Vu la vitesse et le nombre d’évolutions en cours au sein de nos sociétés et du Monde, nous nous efforçons à ITECO de faire des analyses plus fréquentes, plus profondes et plus fines des contextes dans lesquels nous évoluons. Ainsi, nous avons mis à profit la période de la pandémie pour nous poser des questions sur les fondements de nos visions stratégiques et les façons de les traduire en actions. En lien avec cela, des questions importantes ont alors émergé : quelles stratégies pour rendre publics, nos activités, nos travaux, nos réflexions ? quelles places pour nos outils « en ligne » comme le Site et quelle présence sur les réseaux sociaux ? quelle ligne éditoriale et quelle forme pour Antipodes ? Que représente la revue pour nous et comme fenêtre ouverte pour nos alliés, nos amis, nos amours, nos engagements, etc. Bref, des questions liées aussi bien à la vision stratégique globale qu’à la définition, l’identité, la fonction, la ligne éditoriale de nos publications en général et d’Antipodes en particulier. Nous nous sommes également rendu compte que les questions que nous nous posons font écho à des questions que des « proches » de nous se posaient également et nous partageaient, avec plus ou moins de franchise et de pertinence.

Prenant cela très au sérieux, et avec joie et allégresse, nous avons ouvert un chantier fin décembre 2020 pour tenter de réfléchir à partir de là.
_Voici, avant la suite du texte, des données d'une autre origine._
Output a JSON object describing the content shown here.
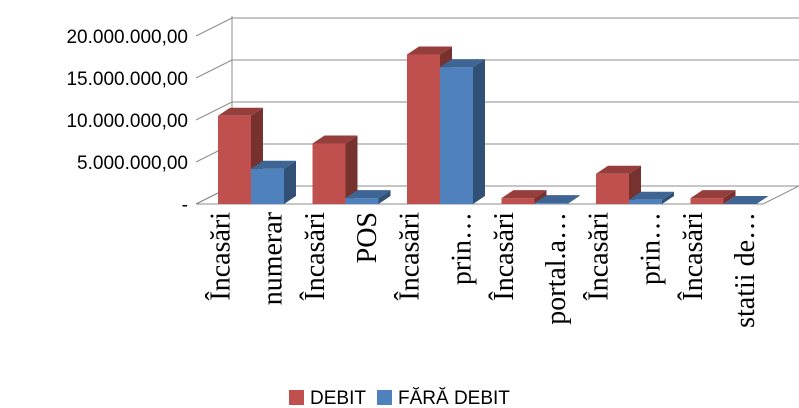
{
  "chart_data": {
    "type": "bar",
    "style": "3d-clustered-column",
    "categories": [
      [
        "Încasări",
        "numerar"
      ],
      [
        "Încasări",
        "POS"
      ],
      [
        "Încasări",
        "prin…"
      ],
      [
        "Încasări",
        "portal.a…"
      ],
      [
        "Încasări",
        "prin…"
      ],
      [
        "Încasări",
        "statii de…"
      ]
    ],
    "series": [
      {
        "name": "DEBIT",
        "color": "#C0504D",
        "values": [
          10500000,
          7200000,
          17800000,
          700000,
          3600000,
          700000
        ]
      },
      {
        "name": "FĂRĂ DEBIT",
        "color": "#4F81BD",
        "values": [
          4200000,
          700000,
          16300000,
          100000,
          500000,
          0
        ]
      }
    ],
    "yticks": [
      "-",
      "5.000.000,00",
      "10.000.000,00",
      "15.000.000,00",
      "20.000.000,00"
    ],
    "ytick_values": [
      0,
      5000000,
      10000000,
      15000000,
      20000000
    ],
    "ylim": [
      0,
      22000000
    ],
    "title": "",
    "xlabel": "",
    "ylabel": "",
    "grid": true,
    "legend_position": "bottom"
  }
}
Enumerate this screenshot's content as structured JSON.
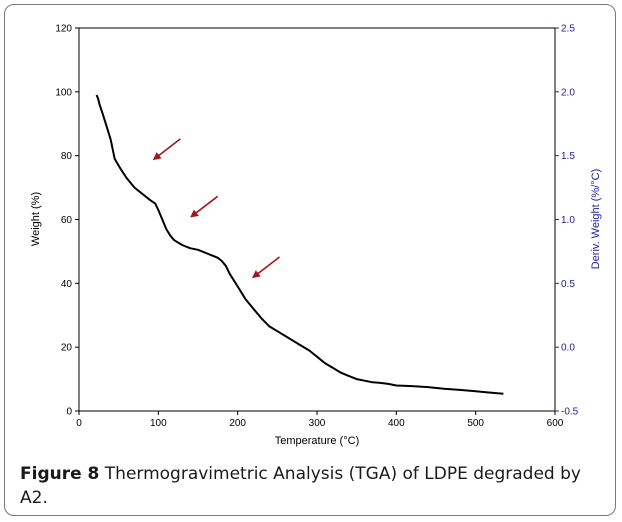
{
  "caption": {
    "label": "Figure 8",
    "text": "Thermogravimetric Analysis (TGA) of LDPE degraded by A2."
  },
  "chart_data": {
    "type": "line",
    "xlabel": "Temperature (°C)",
    "ylabel": "Weight (%)",
    "y2label": "Deriv. Weight (%/°C)",
    "xlim": [
      0,
      600
    ],
    "ylim": [
      0,
      120
    ],
    "y2lim": [
      -0.5,
      2.5
    ],
    "xticks": [
      "0",
      "100",
      "200",
      "300",
      "400",
      "500",
      "600"
    ],
    "yticks": [
      "0",
      "20",
      "40",
      "60",
      "80",
      "100",
      "120"
    ],
    "y2ticks": [
      "-0.5",
      "0.0",
      "0.5",
      "1.0",
      "1.5",
      "2.0",
      "2.5"
    ],
    "grid": false,
    "colors": {
      "curve": "#000000",
      "arrows": "#a0181c",
      "right_axis": "#1f1f9c"
    },
    "series": [
      {
        "x": [
          22,
          24,
          26,
          30,
          35,
          40,
          45,
          52,
          60,
          70,
          80,
          90,
          96,
          100,
          105,
          110,
          115,
          120,
          130,
          140,
          150,
          160,
          170,
          175,
          180,
          185,
          190,
          200,
          210,
          220,
          230,
          240,
          250,
          260,
          270,
          280,
          290,
          300,
          310,
          320,
          330,
          340,
          350,
          360,
          370,
          380,
          390,
          400,
          420,
          440,
          460,
          480,
          500,
          520,
          535
        ],
        "y": [
          99,
          98,
          96,
          93,
          89,
          85,
          79,
          76,
          73,
          70,
          68,
          66,
          65,
          63,
          60,
          57,
          55,
          53.5,
          52,
          51,
          50.5,
          49.5,
          48.5,
          48,
          47,
          45.5,
          43,
          39,
          35,
          32,
          29,
          26.5,
          25,
          23.5,
          22,
          20.5,
          19,
          17,
          15,
          13.5,
          12,
          11,
          10,
          9.5,
          9,
          8.8,
          8.5,
          8,
          7.8,
          7.5,
          7,
          6.6,
          6.2,
          5.7,
          5.4
        ]
      }
    ],
    "annotations": [
      {
        "type": "arrow",
        "x": 95,
        "y": 79
      },
      {
        "type": "arrow",
        "x": 142,
        "y": 61
      },
      {
        "type": "arrow",
        "x": 220,
        "y": 42
      }
    ]
  }
}
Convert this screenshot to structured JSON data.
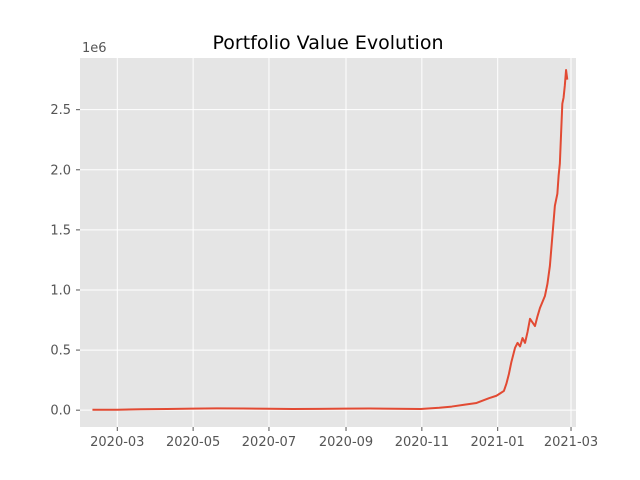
{
  "chart_data": {
    "type": "line",
    "title": "Portfolio Value Evolution",
    "xlabel": "",
    "ylabel": "",
    "y_offset_label": "1e6",
    "x_axis_type": "date",
    "xlim": [
      "2020-01-31",
      "2021-03-05"
    ],
    "ylim": [
      -0.14,
      2.93
    ],
    "y_scale_factor": 1000000,
    "grid": true,
    "style": "ggplot",
    "x_ticks": [
      "2020-03",
      "2020-05",
      "2020-07",
      "2020-09",
      "2020-11",
      "2021-01",
      "2021-03"
    ],
    "y_ticks": [
      "0.0",
      "0.5",
      "1.0",
      "1.5",
      "2.0",
      "2.5"
    ],
    "y_tick_values": [
      0.0,
      0.5,
      1.0,
      1.5,
      2.0,
      2.5
    ],
    "series": [
      {
        "color": "#E24A33",
        "x": [
          "2020-02-10",
          "2020-03-01",
          "2020-03-20",
          "2020-04-10",
          "2020-05-01",
          "2020-05-20",
          "2020-06-10",
          "2020-07-01",
          "2020-07-20",
          "2020-08-10",
          "2020-09-01",
          "2020-09-20",
          "2020-10-10",
          "2020-10-31",
          "2020-11-15",
          "2020-11-25",
          "2020-12-05",
          "2020-12-15",
          "2020-12-20",
          "2020-12-25",
          "2020-12-31",
          "2021-01-03",
          "2021-01-06",
          "2021-01-08",
          "2021-01-10",
          "2021-01-12",
          "2021-01-15",
          "2021-01-17",
          "2021-01-19",
          "2021-01-21",
          "2021-01-23",
          "2021-01-25",
          "2021-01-27",
          "2021-01-29",
          "2021-01-31",
          "2021-02-02",
          "2021-02-04",
          "2021-02-06",
          "2021-02-08",
          "2021-02-10",
          "2021-02-12",
          "2021-02-14",
          "2021-02-16",
          "2021-02-18",
          "2021-02-19",
          "2021-02-20",
          "2021-02-21",
          "2021-02-22",
          "2021-02-23",
          "2021-02-24",
          "2021-02-25",
          "2021-02-26"
        ],
        "y": [
          0.003,
          0.004,
          0.008,
          0.01,
          0.013,
          0.015,
          0.014,
          0.012,
          0.01,
          0.011,
          0.013,
          0.014,
          0.012,
          0.01,
          0.02,
          0.03,
          0.045,
          0.06,
          0.08,
          0.1,
          0.12,
          0.14,
          0.16,
          0.22,
          0.3,
          0.4,
          0.52,
          0.56,
          0.53,
          0.6,
          0.56,
          0.65,
          0.76,
          0.73,
          0.7,
          0.78,
          0.85,
          0.9,
          0.95,
          1.05,
          1.2,
          1.45,
          1.7,
          1.8,
          1.95,
          2.05,
          2.3,
          2.55,
          2.6,
          2.7,
          2.83,
          2.75
        ]
      }
    ]
  }
}
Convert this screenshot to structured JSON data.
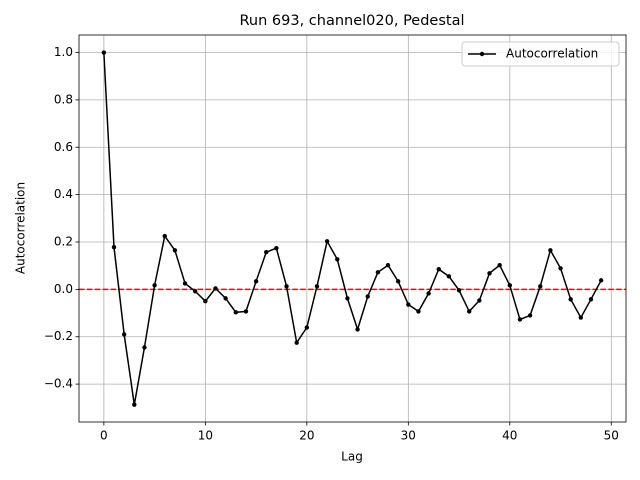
{
  "chart_data": {
    "type": "line",
    "title": "Run 693, channel020, Pedestal",
    "x_label": "Lag",
    "y_label": "Autocorrelation",
    "x": [
      0,
      1,
      2,
      3,
      4,
      5,
      6,
      7,
      8,
      9,
      10,
      11,
      12,
      13,
      14,
      15,
      16,
      17,
      18,
      19,
      20,
      21,
      22,
      23,
      24,
      25,
      26,
      27,
      28,
      29,
      30,
      31,
      32,
      33,
      34,
      35,
      36,
      37,
      38,
      39,
      40,
      41,
      42,
      43,
      44,
      45,
      46,
      47,
      48,
      49
    ],
    "series": [
      {
        "name": "Autocorrelation",
        "color": "#000000",
        "values": [
          1.0,
          0.178,
          -0.19,
          -0.487,
          -0.245,
          0.017,
          0.225,
          0.165,
          0.025,
          -0.008,
          -0.05,
          0.004,
          -0.038,
          -0.097,
          -0.093,
          0.034,
          0.157,
          0.174,
          0.013,
          -0.225,
          -0.161,
          0.013,
          0.203,
          0.127,
          -0.038,
          -0.169,
          -0.03,
          0.072,
          0.102,
          0.034,
          -0.064,
          -0.093,
          -0.017,
          0.085,
          0.055,
          -0.004,
          -0.093,
          -0.047,
          0.068,
          0.102,
          0.017,
          -0.127,
          -0.11,
          0.013,
          0.165,
          0.089,
          -0.042,
          -0.119,
          -0.042,
          0.038
        ]
      }
    ],
    "hline": {
      "value": 0,
      "color": "#ff0000"
    },
    "xlim": [
      -2.45,
      51.45
    ],
    "xticks": [
      0,
      10,
      20,
      30,
      40,
      50
    ],
    "ylim": [
      -0.56,
      1.074
    ],
    "yticks": [
      {
        "value": -0.4,
        "label": "−0.4"
      },
      {
        "value": -0.2,
        "label": "−0.2"
      },
      {
        "value": 0,
        "label": "0.0"
      },
      {
        "value": 0.2,
        "label": "0.2"
      },
      {
        "value": 0.4,
        "label": "0.4"
      },
      {
        "value": 0.6,
        "label": "0.6"
      },
      {
        "value": 0.8,
        "label": "0.8"
      },
      {
        "value": 1.0,
        "label": "1.0"
      }
    ],
    "grid": true,
    "legend": "upper right"
  }
}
Ce chantier est toujours ouvert, même si nous avons pu avancer sur certains points qui ont permis de faire de nouveaux choix ou de renforcer des choix anciens. Je vais vous partager ici quelques unes de nos réflexions actuelles ; vous trouverez certaines de ces réflexions traduites dans le présent numéro, d’autres vont être intégrées dans les numéros à venir. Antipodes, en tant que revue associative, vise à contribuer à un changement de société dans lequel les groupes de citoyens, les organisations et les collectifs de la société civile tiennent un rôle prépondérant en termes de construction, consolidation et maintien d’un contre-pouvoir démocratique, mais aussi de mise en œuvre de projets alternatifs luttant contre les inégalités de pouvoirs, de ressources et de richesses. Face à l’imbrication et l’interpénétration des enjeux actuels, nul ne détient de recette miracle pour transformer la société. Antipodes continuera à œuvrer en vue du renforcement de l’hypothèse d’une convergence de facteurs sociaux en vue de transformations et d’un changement social ; certains de ces facteurs nous semblent devoir être remis en valeur ; la conflictualisation et les luttes sociales (la question des droits et de l’exercice des contre-pouvoirs), les transformations et la question du rôle de l’État et de son pouvoir et l’expérimentation sociale (la question des possibilités de mise en place d’ « alternatives »).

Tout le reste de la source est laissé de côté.